We're looking at a number of deals in the Caribbean. We had some pretty good discussions with the Marshall Islands and Palau [and the Federated States of Micronesia]. Unfortunately, those deals that we were looking at involved buying back U.S. debt that those territories and countries had, and the U.S. makes it really difficult to buy debt back. It actually requires congressional appropriations to cover the discounted portion.

Obviously, Congress is pretty dysfunctional in the U.S., and so the way to make that happen would have been to work through the president's budget. But with Trump winning, we pretty much realized there would be no way forward for those deals, so we had to walk away from them.

In many of these developing island nations, local fishing close to shore may still be an important part of people's diet. Are you concerned that putting these area off limits will interfere with local ways of life?

In the long term, this is going to help protect the fisheries at all levels, and that's because mother nature is incredibly resilient in the oceans. In a true no-take area, a two- to three-year period you get a doubling to tripling of biodiversity and a doubling to tripling of the biomass.

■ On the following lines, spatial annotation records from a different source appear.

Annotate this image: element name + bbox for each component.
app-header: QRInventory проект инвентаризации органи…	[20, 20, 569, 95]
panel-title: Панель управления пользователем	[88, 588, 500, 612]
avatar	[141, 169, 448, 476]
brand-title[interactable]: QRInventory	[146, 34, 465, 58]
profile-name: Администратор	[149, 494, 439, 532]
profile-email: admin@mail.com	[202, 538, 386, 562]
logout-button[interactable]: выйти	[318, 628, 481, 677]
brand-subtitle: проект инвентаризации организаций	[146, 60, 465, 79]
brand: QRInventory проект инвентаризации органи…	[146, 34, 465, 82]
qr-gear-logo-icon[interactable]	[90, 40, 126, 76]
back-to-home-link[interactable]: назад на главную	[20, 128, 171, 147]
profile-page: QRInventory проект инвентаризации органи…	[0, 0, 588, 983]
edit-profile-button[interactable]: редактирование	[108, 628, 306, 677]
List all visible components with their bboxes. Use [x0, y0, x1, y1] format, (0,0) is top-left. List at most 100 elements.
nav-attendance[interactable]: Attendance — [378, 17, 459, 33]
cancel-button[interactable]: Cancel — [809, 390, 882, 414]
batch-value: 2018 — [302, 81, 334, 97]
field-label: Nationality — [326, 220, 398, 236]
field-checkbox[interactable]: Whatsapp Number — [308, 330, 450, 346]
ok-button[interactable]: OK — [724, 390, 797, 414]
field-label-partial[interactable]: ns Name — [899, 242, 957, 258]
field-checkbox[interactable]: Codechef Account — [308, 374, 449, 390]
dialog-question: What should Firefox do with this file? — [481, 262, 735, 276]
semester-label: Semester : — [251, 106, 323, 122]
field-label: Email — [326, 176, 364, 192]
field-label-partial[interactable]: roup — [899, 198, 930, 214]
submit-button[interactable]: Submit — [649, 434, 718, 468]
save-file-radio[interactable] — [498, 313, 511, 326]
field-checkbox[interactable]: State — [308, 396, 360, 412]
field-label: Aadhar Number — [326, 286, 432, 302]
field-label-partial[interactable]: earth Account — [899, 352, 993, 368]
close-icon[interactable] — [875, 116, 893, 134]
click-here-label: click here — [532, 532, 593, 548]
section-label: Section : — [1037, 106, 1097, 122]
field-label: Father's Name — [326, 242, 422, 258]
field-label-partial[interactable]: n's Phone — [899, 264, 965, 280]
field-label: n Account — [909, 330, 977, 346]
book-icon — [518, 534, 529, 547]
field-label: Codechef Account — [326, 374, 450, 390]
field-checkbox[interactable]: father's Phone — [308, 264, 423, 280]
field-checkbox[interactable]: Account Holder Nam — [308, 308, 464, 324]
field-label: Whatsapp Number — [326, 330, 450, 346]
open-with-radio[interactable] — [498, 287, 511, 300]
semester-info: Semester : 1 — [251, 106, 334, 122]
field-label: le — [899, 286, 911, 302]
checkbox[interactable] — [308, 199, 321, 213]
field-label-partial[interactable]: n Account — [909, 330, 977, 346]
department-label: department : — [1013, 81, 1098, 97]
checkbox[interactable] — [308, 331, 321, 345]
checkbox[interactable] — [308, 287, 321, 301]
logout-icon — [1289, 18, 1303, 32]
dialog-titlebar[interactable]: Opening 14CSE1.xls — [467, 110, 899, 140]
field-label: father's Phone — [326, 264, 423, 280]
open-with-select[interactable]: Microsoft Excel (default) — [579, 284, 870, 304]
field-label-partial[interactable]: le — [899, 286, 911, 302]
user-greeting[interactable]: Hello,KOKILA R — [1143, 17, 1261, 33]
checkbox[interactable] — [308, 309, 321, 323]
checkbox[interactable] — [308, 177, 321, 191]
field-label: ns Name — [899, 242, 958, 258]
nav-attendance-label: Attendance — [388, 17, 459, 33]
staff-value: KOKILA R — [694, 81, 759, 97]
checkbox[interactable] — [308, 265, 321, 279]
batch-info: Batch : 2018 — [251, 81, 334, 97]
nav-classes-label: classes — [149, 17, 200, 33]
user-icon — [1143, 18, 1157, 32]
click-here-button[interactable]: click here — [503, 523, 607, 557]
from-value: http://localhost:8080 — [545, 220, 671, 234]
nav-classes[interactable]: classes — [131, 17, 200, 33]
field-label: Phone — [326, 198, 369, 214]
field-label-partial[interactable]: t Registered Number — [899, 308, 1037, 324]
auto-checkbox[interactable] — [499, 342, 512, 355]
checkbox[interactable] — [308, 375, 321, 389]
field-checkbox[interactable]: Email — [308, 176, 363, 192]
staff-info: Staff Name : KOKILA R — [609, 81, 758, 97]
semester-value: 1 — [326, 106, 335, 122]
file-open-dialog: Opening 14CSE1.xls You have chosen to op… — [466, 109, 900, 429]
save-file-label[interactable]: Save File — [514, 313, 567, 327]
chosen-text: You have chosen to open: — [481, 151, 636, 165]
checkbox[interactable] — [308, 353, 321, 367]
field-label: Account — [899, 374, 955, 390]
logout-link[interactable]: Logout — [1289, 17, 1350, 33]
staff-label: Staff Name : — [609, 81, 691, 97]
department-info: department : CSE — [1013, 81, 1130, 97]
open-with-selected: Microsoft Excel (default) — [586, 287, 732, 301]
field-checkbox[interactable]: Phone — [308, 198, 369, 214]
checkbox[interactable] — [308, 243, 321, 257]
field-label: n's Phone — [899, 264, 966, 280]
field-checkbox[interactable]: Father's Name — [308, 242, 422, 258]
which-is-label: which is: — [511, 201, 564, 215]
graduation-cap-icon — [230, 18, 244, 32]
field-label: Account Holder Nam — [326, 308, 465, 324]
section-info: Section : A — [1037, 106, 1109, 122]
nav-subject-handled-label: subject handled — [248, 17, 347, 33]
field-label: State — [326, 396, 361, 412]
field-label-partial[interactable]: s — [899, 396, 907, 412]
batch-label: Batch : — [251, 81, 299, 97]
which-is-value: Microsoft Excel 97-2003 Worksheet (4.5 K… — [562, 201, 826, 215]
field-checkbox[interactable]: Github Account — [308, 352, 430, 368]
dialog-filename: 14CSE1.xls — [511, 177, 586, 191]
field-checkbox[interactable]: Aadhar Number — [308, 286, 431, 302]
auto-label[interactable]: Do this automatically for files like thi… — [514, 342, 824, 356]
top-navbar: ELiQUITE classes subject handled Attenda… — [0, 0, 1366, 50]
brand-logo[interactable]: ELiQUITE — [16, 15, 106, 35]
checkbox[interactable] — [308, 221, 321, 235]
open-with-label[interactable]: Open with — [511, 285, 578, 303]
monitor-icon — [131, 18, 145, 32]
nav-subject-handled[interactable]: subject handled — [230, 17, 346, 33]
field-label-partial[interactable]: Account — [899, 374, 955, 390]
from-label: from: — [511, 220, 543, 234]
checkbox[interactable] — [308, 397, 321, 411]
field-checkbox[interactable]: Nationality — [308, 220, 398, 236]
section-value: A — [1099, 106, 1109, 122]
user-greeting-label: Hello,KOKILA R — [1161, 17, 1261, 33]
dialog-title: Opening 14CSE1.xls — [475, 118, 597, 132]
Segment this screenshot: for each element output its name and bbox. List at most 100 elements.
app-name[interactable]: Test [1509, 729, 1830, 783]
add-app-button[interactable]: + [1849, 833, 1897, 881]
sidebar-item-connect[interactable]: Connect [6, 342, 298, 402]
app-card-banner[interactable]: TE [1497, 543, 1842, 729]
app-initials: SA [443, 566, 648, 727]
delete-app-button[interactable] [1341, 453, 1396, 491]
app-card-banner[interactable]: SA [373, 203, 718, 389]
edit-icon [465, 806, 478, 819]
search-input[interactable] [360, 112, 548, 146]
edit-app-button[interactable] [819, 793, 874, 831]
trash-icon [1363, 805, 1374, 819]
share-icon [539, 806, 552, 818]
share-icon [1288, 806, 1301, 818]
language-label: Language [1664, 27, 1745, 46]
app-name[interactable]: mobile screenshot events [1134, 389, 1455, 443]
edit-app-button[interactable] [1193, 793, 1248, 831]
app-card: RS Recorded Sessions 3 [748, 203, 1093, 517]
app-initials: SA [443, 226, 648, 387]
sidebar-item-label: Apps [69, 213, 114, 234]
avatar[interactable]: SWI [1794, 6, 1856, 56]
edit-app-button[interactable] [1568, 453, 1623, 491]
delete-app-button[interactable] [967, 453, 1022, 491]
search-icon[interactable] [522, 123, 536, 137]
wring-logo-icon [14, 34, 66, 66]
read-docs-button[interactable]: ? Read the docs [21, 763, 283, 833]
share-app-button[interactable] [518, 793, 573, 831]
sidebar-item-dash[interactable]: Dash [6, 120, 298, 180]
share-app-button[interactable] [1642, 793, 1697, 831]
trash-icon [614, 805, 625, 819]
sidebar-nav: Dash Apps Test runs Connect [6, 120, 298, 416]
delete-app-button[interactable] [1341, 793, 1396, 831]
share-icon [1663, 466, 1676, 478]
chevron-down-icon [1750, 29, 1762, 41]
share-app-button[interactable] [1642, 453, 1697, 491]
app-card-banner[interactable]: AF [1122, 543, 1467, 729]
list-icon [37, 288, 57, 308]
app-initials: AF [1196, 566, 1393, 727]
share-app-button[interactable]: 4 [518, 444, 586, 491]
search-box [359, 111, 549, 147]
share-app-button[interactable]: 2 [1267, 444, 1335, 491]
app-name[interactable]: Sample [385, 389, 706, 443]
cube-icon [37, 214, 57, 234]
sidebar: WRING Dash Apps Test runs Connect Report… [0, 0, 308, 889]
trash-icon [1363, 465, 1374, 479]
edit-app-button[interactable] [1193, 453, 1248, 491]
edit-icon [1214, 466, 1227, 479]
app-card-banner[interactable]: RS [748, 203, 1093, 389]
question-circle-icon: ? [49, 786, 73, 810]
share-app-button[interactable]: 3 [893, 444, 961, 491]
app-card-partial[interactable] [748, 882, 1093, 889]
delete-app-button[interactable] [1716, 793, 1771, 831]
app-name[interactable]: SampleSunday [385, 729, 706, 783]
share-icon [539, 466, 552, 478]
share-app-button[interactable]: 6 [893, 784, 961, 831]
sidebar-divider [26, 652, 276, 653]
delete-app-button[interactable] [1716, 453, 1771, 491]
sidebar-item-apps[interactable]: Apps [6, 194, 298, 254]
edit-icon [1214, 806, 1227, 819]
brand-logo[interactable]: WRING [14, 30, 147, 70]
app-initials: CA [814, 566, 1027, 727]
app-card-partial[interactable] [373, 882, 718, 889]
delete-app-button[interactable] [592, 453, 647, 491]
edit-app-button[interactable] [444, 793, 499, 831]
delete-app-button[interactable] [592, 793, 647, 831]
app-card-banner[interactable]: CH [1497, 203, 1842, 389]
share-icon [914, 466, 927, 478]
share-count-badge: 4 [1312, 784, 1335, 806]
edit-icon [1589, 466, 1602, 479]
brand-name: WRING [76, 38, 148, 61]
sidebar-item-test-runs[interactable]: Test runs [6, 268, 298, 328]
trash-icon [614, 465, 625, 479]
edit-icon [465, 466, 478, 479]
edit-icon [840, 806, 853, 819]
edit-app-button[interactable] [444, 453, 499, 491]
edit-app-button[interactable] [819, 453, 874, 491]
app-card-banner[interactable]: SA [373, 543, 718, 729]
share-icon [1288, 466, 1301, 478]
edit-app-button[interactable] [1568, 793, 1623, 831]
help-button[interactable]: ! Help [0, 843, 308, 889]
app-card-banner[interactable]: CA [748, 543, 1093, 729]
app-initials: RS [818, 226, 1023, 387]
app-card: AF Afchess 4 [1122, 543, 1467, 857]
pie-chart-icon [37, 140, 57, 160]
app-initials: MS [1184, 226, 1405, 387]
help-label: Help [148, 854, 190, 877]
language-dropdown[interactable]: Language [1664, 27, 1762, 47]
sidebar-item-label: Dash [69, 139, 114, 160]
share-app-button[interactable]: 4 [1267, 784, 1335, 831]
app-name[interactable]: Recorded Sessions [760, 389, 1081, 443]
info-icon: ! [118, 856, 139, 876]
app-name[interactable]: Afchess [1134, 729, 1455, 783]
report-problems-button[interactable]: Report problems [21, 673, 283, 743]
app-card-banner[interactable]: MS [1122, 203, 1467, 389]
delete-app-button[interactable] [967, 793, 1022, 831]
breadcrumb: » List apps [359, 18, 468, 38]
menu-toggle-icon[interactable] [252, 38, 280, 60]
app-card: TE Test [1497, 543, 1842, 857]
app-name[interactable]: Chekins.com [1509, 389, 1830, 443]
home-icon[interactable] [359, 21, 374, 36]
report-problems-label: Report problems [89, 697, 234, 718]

Of course, fish don't know boundaries, so you get what's called a spillover effect. That means that you're basically creating a fish factory. Yes, you have that two- to three-year period where you're waiting for that recovery, and you need to be cognizant of that and do things to help cover the artisanal fishery folks who may be impacted. But in the long term, this is going to ensure that they are going to be able to continue to catch fish into the future. Even at the commercial level, there is a reason why the tuna can be in Seychelles water—they're feeding. So, we can ensure that they will continue to come through those waters.

From the tourism aspect, if you're coming to the Seychelles, where do you want to snorkel or dive? Where you're going to see the most diversity of fish and the biggest fish. For the Seychelles, 50 percent of GDP comes from tourism, 30 percent comes from the tuna fishery. They're just doing what is going to help protect, over the long term, their economy.

Do you know why they hadn't protected these areas before?

I remember working with the then-minister of finance on this deal, and he said something that really stuck in my mind. He was like, "You know, up until very recently, we used to not think of anything we couldn't see beyond the horizon, even though 95 percent of what we're suppose to be managing is the ocean." So, it was really just a lack of awareness about the need to think about and manage for the long term.

The ocean seems so infinite, and the fact that we're actually making any impact on the ocean has become apparent only recently.